Как человеку религиозному и всю жизнь имевшему сложные отношения с русской церковью (его хоронили по православному обряду, что тогда удивило многих), он не мог мириться с фактом, что русские всегда любили сектантов и поэтому «допустили Распутина», что и Бердяева, и Бонч-Бруевича тянуло к «изуверам», чермяковцам и щетининцам, а Щетинин сам был только неудачливый Распутин, которого Бонч «хотел обработать на божественную социал-демократию». Он не мог принять факта, что петербургский митрополит Питирим был другом Распутина, и вместе с З. Н. боялся, что, если опять вернутся Романовы, вокруг царя «может завиться сильная черносотенная партия, подпираемая церковью».
Вторая черта была его пророческая сила, проявлявшаяся как в писаниях, так и в речах.

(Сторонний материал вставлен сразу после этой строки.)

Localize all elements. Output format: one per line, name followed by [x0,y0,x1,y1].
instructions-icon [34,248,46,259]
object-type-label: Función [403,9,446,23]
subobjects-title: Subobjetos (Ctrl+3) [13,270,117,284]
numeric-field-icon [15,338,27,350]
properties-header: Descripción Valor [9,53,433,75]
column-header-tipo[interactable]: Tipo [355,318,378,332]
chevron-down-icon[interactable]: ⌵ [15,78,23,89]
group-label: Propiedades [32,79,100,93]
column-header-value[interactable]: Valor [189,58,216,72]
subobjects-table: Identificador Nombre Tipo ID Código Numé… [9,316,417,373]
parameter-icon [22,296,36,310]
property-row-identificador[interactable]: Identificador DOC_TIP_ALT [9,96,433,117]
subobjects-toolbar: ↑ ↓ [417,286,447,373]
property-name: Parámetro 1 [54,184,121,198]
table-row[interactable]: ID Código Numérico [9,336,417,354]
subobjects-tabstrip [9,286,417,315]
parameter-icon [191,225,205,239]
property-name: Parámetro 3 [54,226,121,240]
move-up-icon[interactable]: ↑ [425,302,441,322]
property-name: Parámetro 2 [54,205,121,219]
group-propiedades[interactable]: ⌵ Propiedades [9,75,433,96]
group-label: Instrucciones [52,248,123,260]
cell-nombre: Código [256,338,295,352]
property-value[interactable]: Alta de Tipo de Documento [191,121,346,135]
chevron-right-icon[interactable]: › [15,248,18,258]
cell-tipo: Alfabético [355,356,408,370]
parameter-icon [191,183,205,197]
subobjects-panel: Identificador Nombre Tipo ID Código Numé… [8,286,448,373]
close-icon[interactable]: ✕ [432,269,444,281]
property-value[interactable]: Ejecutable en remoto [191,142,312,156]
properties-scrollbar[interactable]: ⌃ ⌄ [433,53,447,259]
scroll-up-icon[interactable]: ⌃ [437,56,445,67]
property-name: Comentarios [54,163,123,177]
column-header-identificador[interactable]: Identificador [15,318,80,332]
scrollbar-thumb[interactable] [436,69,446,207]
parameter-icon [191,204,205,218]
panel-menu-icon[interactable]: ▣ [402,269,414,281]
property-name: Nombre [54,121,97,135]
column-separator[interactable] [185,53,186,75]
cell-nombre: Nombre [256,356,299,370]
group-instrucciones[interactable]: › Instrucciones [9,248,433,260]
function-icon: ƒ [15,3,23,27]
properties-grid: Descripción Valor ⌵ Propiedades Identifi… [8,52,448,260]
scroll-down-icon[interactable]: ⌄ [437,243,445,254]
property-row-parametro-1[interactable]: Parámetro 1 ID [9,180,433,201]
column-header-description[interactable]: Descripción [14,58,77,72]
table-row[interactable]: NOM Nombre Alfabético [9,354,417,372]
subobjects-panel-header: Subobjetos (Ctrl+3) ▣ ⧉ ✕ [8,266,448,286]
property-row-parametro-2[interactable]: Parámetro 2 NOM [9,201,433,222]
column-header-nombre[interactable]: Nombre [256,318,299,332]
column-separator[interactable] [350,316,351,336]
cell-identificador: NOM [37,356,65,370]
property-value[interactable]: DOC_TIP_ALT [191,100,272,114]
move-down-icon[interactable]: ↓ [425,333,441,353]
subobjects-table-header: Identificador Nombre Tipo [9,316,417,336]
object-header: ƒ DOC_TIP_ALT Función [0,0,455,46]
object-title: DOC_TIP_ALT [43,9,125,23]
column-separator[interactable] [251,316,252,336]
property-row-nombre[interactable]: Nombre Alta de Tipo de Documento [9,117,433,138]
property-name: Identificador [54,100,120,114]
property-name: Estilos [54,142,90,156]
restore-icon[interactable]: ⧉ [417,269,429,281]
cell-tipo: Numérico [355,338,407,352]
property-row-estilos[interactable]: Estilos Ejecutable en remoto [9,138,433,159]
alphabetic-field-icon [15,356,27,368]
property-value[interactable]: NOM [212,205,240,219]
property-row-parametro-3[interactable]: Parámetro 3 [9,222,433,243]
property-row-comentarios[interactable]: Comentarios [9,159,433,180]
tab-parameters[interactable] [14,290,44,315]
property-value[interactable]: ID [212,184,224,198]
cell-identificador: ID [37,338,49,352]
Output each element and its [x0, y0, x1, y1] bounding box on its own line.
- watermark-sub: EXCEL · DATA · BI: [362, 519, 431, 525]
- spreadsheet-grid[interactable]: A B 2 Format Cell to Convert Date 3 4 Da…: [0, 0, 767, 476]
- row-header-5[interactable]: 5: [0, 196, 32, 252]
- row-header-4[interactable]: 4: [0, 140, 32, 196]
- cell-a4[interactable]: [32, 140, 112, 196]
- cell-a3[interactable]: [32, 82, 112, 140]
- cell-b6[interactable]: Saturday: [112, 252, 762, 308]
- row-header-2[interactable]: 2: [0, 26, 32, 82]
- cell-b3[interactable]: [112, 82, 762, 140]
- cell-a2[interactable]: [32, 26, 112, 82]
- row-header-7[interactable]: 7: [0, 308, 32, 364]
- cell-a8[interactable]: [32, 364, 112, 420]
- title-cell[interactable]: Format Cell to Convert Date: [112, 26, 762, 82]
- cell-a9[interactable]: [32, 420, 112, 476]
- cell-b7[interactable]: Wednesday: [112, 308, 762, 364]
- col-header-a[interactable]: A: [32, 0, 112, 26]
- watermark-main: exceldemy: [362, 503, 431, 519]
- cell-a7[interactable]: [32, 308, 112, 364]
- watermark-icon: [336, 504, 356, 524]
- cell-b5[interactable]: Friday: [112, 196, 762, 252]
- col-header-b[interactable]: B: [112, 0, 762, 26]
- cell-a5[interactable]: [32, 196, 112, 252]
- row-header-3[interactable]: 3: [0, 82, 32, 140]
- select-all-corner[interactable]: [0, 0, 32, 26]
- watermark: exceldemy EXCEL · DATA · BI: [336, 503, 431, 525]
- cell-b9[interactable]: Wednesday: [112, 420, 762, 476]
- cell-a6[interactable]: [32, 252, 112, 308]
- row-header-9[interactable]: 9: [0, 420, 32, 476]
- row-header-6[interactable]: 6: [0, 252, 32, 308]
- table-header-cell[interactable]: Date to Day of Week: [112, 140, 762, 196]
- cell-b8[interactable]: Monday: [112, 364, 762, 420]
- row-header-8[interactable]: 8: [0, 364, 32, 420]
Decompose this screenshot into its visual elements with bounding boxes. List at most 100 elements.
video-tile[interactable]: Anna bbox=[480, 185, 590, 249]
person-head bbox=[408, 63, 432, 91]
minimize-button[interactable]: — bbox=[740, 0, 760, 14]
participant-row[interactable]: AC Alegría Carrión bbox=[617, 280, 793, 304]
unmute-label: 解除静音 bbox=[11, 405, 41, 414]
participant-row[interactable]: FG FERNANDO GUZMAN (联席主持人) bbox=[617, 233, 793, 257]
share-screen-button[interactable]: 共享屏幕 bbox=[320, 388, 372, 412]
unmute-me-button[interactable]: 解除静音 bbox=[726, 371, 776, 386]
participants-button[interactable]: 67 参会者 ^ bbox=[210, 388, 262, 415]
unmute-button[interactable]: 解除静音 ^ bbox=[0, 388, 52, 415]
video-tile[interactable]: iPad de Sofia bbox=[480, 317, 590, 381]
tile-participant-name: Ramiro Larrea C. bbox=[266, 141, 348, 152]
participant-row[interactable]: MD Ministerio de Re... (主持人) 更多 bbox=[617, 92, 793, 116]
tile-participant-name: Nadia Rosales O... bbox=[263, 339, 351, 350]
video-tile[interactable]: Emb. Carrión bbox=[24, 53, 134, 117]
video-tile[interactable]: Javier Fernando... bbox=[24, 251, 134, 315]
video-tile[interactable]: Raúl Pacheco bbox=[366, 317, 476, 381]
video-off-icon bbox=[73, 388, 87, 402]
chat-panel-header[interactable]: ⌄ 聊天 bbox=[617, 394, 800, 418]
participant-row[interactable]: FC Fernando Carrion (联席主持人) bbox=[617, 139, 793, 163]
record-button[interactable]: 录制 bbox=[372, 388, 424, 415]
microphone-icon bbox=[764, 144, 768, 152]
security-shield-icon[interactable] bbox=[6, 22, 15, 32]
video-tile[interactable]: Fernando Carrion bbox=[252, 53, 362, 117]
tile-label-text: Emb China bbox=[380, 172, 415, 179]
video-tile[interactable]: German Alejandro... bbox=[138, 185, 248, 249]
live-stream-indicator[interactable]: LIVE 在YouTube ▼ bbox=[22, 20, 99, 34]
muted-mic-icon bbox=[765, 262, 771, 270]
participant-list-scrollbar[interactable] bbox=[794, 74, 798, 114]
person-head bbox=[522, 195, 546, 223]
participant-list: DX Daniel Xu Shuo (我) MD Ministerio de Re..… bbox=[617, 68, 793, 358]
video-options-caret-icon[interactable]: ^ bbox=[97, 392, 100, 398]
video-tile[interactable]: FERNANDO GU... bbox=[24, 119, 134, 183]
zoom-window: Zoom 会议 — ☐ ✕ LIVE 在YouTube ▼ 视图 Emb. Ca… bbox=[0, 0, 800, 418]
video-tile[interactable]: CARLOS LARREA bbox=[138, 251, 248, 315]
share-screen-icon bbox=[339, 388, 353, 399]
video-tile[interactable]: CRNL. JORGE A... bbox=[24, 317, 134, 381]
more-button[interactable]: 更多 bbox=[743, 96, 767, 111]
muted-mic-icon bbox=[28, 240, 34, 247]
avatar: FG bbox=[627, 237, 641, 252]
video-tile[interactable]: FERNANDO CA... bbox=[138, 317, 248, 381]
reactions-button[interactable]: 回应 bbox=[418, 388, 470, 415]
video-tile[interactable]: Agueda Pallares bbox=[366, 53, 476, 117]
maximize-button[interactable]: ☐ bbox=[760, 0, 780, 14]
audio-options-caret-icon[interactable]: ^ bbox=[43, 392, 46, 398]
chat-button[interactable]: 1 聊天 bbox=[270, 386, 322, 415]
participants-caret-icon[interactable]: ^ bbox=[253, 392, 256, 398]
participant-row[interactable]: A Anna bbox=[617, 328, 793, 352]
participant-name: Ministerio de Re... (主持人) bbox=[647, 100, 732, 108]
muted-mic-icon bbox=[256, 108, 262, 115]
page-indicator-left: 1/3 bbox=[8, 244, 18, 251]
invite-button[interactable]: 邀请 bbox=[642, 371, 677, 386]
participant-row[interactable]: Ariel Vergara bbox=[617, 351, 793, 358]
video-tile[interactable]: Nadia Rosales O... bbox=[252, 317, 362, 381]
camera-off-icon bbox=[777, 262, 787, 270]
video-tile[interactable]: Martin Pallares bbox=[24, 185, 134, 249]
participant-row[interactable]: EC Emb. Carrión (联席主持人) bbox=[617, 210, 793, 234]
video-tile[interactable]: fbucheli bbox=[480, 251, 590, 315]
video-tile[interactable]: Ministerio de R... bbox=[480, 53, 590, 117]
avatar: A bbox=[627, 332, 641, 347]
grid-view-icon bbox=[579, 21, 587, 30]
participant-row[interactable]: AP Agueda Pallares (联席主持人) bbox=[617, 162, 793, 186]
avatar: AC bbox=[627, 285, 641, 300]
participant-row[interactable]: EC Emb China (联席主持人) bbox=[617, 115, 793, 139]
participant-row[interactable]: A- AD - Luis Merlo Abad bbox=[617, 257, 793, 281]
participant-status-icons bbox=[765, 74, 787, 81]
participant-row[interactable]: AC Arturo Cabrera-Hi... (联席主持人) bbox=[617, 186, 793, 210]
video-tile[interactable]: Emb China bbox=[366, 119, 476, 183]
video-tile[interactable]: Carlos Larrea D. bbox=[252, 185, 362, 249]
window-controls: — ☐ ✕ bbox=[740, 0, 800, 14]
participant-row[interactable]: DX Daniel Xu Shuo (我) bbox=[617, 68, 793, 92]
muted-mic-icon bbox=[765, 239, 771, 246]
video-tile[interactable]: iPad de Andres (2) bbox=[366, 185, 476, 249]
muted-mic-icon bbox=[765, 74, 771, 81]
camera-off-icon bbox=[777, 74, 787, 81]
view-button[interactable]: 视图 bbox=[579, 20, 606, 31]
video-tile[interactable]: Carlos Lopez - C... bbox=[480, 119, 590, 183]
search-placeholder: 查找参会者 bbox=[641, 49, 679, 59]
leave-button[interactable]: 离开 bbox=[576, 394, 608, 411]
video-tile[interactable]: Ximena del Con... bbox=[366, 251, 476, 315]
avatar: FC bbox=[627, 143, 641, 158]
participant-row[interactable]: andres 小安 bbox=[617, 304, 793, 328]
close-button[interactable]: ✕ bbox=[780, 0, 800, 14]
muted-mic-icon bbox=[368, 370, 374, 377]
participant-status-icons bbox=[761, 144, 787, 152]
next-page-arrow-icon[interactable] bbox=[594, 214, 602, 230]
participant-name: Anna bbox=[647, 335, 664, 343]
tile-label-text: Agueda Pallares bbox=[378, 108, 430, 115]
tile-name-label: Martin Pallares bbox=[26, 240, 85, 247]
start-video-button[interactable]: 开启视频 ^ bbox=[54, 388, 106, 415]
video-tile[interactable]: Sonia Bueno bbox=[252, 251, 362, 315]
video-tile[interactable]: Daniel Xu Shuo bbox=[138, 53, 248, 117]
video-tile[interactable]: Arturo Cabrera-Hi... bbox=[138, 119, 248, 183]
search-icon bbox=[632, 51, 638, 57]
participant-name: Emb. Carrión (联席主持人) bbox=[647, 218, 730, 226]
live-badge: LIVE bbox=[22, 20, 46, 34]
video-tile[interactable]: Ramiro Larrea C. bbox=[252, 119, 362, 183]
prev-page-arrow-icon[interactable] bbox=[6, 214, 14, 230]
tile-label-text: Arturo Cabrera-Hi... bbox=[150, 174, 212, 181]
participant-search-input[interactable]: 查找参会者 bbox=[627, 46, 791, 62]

Особенно она проявилась в «Царстве Антихриста», где он говорит об угрозе в будущем русского большевизма западному миру.
В наше время мы опять видим появление такого «особенного» человека и слышим его мировой голос. Он знает, что он видит будущее и уверен, что он один знает его. Мережковского сначала слушали тысячи, — пятьдесят лет его лучшие книги были в печати, переведенные на 14 языков от Португалии до Японии. Это были обе трилогии — «Воскресшие боги» и «Александр Первый и декабристы». Потом его стали читать сотни. Его перестают принимать и слушать короли, президенты республик, главы государств и римский папа. И в 1930-х г.г., в зале Лас-Каз, в Париже, рассчитанной на 160 слушателей, где обычно происходят русские собрания, рядом с церковью св. Клотильды, у метро Сольферино, на его вечер (лекцию) собирается сорок человек, почти все ему лично знакомы. И он, картавя, как Ленин, как Лев Толстой, как Николай II, вдохновенно пророчит, что они не только наша проблема, но они и ваша проблема, и через двадцать, через пятьдесят лет она встанет перед вами.
К годам 1919-1920 Зинаида Николаевна возвращалась несколько раз: в «Возрождении» в декабре 1951 г. (№ 12) и в январе 1951 г. (№ 13) Злобин посмертно напечатал ее рассказ о Польше 1920 г., а в 1951 г. вышла ее посмертная книга «Дмитрий Мережковский», в которой говорится и о военных, и о революционных годах, и о раннем периоде эмиграции. Но это уже не ежедневная, взволнованная, живая речь о событиях, бегущих изо дня в день. Это воспоминания, сведение счетов, список обид. Что касается книги, то там не столько сказано о Д. С., сколько об их общей жизни. Книга обрывается на неконченном абзаце. Последние 15 страниц — бормотанье лунатика, потерявшего связь с действительностью. И речь З. Н. была оборвана смертью, она не рассчитала время, она слишком поздно принялась за книгу, которую давно собиралась написать, и «верные слова», за которые ее так когда-то ценил Брюсов, и которые всю жизнь шли к ней сами собой, теперь не давались ей.